La nutricionista Elisa Blázquez explicaba en un post reciente de su cuenta de Instagram que precisamente ese pico natural de cortisol (cortisol awakening response) es nuestro “café interno” (dura entre 30 y 40 minutos). Y si tomamos café justo cuando se está produciendo esa subida natural se rebaja ese efecto despertador natural de nuestro cuerpo e, incluso, se puede provocar más hambre y bajón de energía. En cambio, si se espera entre 60 y 90 minutos “la energía es más estable y se tiene menos ansiedad y más bajones”.

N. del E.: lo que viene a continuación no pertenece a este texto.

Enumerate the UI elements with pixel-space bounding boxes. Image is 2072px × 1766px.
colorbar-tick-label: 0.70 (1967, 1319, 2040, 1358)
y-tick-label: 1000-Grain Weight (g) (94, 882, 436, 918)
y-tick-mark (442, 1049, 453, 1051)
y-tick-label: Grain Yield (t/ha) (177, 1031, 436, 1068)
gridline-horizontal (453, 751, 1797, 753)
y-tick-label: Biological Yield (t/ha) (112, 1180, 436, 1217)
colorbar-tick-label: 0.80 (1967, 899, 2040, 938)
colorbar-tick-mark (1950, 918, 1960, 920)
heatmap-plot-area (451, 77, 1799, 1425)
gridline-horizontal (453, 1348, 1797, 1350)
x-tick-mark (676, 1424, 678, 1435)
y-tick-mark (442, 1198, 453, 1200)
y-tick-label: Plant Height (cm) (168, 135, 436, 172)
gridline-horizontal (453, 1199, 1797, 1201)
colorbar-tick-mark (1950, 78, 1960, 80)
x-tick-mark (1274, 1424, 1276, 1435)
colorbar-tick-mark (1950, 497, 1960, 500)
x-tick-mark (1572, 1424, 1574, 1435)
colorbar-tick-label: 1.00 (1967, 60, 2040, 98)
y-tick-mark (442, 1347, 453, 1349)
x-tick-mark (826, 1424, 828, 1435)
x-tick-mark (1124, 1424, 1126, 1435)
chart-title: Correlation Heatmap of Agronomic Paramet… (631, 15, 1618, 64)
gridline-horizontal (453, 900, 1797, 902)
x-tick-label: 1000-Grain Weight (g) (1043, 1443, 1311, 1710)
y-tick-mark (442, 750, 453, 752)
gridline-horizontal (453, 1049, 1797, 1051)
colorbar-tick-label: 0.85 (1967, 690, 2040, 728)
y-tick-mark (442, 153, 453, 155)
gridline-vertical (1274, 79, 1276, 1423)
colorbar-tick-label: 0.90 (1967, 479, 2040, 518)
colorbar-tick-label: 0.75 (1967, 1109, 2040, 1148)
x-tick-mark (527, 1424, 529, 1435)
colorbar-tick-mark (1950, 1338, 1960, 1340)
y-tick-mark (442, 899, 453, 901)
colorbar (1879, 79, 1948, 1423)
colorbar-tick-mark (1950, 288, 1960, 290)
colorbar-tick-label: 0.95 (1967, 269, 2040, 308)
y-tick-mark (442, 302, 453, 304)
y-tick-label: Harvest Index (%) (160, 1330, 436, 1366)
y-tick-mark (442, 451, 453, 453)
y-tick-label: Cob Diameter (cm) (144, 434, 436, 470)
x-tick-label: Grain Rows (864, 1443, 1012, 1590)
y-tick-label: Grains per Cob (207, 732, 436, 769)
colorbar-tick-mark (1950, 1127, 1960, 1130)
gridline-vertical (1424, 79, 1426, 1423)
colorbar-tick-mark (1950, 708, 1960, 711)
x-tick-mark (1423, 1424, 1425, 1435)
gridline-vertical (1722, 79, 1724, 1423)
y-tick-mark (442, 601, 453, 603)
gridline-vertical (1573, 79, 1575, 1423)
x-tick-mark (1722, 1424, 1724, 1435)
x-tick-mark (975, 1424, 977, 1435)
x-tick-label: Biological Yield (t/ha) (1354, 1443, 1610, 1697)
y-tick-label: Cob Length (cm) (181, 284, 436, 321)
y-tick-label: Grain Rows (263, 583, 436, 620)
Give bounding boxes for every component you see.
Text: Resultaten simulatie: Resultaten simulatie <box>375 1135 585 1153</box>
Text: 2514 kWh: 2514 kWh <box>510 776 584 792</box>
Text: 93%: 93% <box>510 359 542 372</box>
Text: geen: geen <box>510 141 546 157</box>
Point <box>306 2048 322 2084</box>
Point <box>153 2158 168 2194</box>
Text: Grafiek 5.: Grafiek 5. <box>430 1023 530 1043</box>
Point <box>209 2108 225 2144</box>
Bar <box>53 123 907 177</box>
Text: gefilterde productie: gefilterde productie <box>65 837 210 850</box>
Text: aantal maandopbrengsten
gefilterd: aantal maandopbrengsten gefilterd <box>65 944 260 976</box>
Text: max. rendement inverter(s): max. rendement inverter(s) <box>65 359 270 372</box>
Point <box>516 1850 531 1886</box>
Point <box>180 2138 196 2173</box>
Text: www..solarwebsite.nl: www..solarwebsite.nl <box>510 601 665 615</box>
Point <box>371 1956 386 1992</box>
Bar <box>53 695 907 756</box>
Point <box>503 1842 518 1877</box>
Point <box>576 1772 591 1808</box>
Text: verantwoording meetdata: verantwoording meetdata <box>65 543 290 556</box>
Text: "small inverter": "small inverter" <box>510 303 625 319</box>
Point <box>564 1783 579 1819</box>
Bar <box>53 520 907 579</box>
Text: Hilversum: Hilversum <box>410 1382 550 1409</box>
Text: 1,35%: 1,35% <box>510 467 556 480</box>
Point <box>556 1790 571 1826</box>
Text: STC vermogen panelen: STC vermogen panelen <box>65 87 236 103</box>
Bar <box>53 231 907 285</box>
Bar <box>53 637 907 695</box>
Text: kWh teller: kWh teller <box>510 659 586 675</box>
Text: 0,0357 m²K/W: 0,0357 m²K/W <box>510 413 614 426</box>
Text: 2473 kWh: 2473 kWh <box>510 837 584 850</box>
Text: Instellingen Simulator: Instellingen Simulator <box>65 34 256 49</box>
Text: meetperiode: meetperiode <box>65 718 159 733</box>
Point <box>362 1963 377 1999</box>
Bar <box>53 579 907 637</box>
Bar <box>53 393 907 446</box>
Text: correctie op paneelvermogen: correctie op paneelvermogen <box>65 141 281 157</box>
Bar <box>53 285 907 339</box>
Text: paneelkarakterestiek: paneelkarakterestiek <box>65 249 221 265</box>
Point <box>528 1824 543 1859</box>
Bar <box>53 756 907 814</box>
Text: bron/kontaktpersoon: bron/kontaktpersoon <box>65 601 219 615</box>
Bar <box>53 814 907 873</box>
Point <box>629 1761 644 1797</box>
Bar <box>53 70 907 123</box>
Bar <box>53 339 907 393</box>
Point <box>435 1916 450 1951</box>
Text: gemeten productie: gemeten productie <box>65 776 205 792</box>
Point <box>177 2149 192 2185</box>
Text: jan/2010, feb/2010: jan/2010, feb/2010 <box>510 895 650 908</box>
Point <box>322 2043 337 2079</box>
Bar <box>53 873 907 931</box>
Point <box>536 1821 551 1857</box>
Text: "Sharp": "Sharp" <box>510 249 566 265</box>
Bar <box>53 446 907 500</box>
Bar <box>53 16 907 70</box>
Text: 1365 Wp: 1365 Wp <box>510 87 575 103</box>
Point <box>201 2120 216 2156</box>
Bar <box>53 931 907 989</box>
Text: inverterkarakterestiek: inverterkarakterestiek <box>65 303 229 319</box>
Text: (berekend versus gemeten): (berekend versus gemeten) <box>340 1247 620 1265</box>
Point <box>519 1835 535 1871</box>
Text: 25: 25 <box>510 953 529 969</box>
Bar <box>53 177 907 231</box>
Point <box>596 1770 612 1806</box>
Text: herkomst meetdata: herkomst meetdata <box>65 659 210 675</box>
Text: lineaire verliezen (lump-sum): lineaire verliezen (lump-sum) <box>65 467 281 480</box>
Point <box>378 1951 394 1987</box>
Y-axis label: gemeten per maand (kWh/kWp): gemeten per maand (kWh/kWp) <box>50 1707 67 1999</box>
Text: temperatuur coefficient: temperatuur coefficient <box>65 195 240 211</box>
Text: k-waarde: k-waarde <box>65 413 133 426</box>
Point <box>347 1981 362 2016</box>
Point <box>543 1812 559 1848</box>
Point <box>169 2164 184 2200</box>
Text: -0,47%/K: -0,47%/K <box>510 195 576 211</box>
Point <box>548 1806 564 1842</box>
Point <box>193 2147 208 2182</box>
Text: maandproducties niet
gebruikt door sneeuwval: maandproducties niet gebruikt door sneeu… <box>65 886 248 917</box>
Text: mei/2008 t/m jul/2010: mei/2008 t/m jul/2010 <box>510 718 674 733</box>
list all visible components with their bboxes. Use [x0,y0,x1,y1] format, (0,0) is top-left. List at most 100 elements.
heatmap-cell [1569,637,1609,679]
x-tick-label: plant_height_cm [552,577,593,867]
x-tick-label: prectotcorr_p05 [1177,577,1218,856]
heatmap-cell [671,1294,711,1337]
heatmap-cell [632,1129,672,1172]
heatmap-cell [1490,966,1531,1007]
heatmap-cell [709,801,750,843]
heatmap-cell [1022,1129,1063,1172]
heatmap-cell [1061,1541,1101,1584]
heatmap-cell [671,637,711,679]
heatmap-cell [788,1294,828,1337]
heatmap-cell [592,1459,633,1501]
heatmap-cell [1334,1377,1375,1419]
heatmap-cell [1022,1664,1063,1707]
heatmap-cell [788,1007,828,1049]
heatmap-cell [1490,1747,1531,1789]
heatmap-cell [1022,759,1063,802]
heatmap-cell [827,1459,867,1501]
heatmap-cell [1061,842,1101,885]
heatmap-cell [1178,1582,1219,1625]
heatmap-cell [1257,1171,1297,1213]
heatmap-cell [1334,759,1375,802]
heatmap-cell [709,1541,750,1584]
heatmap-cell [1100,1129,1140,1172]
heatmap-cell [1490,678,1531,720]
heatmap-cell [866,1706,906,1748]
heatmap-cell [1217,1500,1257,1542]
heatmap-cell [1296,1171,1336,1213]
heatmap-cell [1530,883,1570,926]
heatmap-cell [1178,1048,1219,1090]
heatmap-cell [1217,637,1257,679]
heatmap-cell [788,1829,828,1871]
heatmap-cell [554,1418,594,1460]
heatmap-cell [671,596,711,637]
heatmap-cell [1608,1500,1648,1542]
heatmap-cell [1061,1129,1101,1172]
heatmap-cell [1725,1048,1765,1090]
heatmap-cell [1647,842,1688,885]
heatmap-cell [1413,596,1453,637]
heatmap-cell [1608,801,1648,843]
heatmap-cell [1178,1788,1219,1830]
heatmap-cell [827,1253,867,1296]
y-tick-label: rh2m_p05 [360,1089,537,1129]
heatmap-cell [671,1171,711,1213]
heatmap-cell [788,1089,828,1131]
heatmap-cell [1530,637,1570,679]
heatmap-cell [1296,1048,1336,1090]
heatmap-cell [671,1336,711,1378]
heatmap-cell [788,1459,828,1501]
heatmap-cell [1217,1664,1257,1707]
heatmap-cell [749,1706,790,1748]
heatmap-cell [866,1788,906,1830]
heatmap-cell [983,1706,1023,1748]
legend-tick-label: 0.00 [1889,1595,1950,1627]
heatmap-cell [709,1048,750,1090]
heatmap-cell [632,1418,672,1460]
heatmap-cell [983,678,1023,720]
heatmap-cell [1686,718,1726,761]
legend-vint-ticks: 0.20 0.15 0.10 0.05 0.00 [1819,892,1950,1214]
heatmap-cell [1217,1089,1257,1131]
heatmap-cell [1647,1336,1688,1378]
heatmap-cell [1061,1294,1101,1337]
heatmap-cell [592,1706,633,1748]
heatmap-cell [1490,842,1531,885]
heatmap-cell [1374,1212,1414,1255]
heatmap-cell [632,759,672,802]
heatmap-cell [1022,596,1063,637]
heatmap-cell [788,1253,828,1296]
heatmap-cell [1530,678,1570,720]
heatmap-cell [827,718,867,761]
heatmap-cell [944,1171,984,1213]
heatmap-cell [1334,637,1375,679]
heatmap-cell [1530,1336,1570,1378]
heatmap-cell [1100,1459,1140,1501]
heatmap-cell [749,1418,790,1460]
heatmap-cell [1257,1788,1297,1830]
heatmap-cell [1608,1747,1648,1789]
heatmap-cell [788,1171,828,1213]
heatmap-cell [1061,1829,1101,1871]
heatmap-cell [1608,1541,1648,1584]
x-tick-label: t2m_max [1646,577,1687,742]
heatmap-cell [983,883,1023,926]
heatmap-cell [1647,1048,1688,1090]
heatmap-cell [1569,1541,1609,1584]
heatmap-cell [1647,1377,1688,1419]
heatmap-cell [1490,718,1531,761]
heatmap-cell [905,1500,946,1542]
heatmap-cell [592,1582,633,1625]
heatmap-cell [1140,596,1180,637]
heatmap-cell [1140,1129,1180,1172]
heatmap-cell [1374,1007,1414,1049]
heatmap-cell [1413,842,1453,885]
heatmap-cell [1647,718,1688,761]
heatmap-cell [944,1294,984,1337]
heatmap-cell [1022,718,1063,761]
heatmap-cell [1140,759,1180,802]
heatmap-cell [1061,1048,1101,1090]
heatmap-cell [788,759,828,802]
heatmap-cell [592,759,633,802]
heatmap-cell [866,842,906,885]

Mejor cambiar el café por un gran vaso de agua
En este cambio de hábitos, sustituir esa cafeína al alba por un gran vaso de agua (con hielo, por favor) ha desencadenado un círculo virtuoso de ventajas: por un lado calmar la deshidratación con la que nos despertamos después de varias horas sin beber. Y por otro, favorece una menor retención de líquidos porque al beber agua nada más levantarme consigo eliminar toxinas de mi cuerpo y potenciar el drenaje de líquidos. Digón también confirma las ventajas de hacerlo: “Es interesante incorporar el agua a primera hora de la mañana cuando los mecanismos de drenaje están más activos y así potenciar la eliminación de líquidos”. Puedo dar fe que siempre que lo hago, no solo me siento más deshinchada, sino también con mayor claridad mental y más energía. No en vano, el cerebro y los músculos son especialmente sensibles a cualquier desnivel en la cantidad de agua en el organismo.
El café como secreto de longevidad
Dicho todo lo anterior es importante recordar que no hablamos de no tomar café, sino simplemente de retrasar su toma. El doctor Marvin Edeas, experto en mecanismos celulares, profesor de la Universidad de París y fundador de la World Mitochondria Society, nos confirmó durante una entrevista que se pueden tomar varias tazas de café al día porque estimula la mitofagia, un proceso celular que repara las mitocondrias dañadas para alcanzar el equilibrio celular. Eso sí, el experto aconsejaba que fuera de calidad (arábica) y si se quiere tomar con leche, recomienda que sea de avena.